# find_root of function involving maximal eigenvalue

I have defined a function returning the leading eigenvalue of a matrix L as follows (the first function is to handle what I think are numerical errors, where what should be a real eigenvalue is seen as x + 0.?e-80*I, for instance):

```
def is_essentially_real(x):
if x.imag() == 0:
return(True)
else:
return(False)
def get_leading_eigenvalue(L):
evals = L.eigenvalues()
moduli = [e.n() for e in evals if is_essentially_real(e)]
moduli = [e for e in moduli if e >= 0]
r = max(moduli)
return(r)
```

I want to solve equations involving this function using find_root. As a toy example, I have the following:

```
def mat(b):
M = matrix(RR, 2, 2, [1, b, 1, 2])
return(M)
def f(b):
M = mat(b)
r = get_leading_eigenvalue(M)
return(r)
b = var(b)
find_root(f(b) - 3, 1,3 ) #produces error
```

I know that f(2) = 3, so if I understand correctly, my last line of code should return the number 2. Instead, I get the following message:

TypeError: Cannot evaluate symbolic expression to a numeric value.

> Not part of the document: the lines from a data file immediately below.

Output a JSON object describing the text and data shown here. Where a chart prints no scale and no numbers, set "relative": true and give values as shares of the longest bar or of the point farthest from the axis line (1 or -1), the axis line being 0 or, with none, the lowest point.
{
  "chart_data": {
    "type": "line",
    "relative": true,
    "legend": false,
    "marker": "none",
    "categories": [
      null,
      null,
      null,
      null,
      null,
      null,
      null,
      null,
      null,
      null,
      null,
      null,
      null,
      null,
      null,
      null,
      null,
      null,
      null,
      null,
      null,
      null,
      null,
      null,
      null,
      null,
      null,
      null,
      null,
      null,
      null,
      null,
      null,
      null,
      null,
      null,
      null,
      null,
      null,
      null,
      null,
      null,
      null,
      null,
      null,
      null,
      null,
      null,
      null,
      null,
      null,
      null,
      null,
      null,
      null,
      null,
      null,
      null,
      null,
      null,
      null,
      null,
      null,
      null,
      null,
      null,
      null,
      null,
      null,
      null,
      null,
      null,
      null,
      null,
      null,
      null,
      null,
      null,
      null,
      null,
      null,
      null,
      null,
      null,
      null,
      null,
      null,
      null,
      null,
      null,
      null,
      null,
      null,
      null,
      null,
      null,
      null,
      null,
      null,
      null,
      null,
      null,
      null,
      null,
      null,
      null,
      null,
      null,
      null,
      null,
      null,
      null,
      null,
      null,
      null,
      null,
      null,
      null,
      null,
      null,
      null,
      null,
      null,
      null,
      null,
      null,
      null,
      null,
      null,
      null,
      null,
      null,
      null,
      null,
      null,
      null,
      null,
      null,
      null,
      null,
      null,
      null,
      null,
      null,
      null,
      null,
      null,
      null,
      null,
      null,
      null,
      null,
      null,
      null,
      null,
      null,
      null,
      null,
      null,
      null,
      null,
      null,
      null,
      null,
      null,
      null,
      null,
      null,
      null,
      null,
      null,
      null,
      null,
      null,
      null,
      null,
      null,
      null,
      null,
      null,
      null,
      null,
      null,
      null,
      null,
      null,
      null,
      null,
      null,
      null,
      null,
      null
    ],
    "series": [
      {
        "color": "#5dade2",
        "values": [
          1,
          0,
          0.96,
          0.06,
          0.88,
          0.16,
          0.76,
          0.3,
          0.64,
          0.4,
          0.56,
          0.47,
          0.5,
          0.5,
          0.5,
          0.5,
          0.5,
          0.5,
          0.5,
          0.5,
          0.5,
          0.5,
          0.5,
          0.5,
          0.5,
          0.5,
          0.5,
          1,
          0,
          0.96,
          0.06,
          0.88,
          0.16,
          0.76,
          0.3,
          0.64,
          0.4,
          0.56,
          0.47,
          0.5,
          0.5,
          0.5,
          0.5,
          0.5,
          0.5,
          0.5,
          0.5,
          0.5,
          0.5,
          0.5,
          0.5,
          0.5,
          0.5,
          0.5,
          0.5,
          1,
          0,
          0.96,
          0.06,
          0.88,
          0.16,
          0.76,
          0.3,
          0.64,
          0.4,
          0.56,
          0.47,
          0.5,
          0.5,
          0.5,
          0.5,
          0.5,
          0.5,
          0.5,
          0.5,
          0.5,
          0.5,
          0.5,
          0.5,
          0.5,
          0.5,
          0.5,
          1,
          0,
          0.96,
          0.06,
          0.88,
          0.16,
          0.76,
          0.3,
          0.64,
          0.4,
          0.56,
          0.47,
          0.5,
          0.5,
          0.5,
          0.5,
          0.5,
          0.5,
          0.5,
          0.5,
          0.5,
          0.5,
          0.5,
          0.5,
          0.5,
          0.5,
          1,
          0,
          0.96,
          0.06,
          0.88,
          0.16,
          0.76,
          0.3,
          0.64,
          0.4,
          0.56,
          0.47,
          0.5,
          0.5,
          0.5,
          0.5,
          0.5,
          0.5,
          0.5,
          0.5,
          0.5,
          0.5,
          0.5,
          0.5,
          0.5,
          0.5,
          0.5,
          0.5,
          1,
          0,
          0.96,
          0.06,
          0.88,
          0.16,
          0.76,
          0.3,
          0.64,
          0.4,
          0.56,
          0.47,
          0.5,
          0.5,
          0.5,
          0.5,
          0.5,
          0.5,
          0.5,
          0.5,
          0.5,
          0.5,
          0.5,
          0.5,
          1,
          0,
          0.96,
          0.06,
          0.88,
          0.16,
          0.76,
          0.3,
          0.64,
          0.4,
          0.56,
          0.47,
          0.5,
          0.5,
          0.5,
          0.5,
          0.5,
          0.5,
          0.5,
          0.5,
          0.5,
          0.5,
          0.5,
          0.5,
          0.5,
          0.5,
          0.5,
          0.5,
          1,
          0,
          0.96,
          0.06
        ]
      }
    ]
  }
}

My best guess is that the method matrix.eigenvalues() does not play well with the method find_roots(), but I am not sure how to get around this. I have tried changing the matrix field to both of QQ and SR, to no avail. Any feedback is appreciated. Also, this is my first question on the site, so if I've committed any sins, please let me know.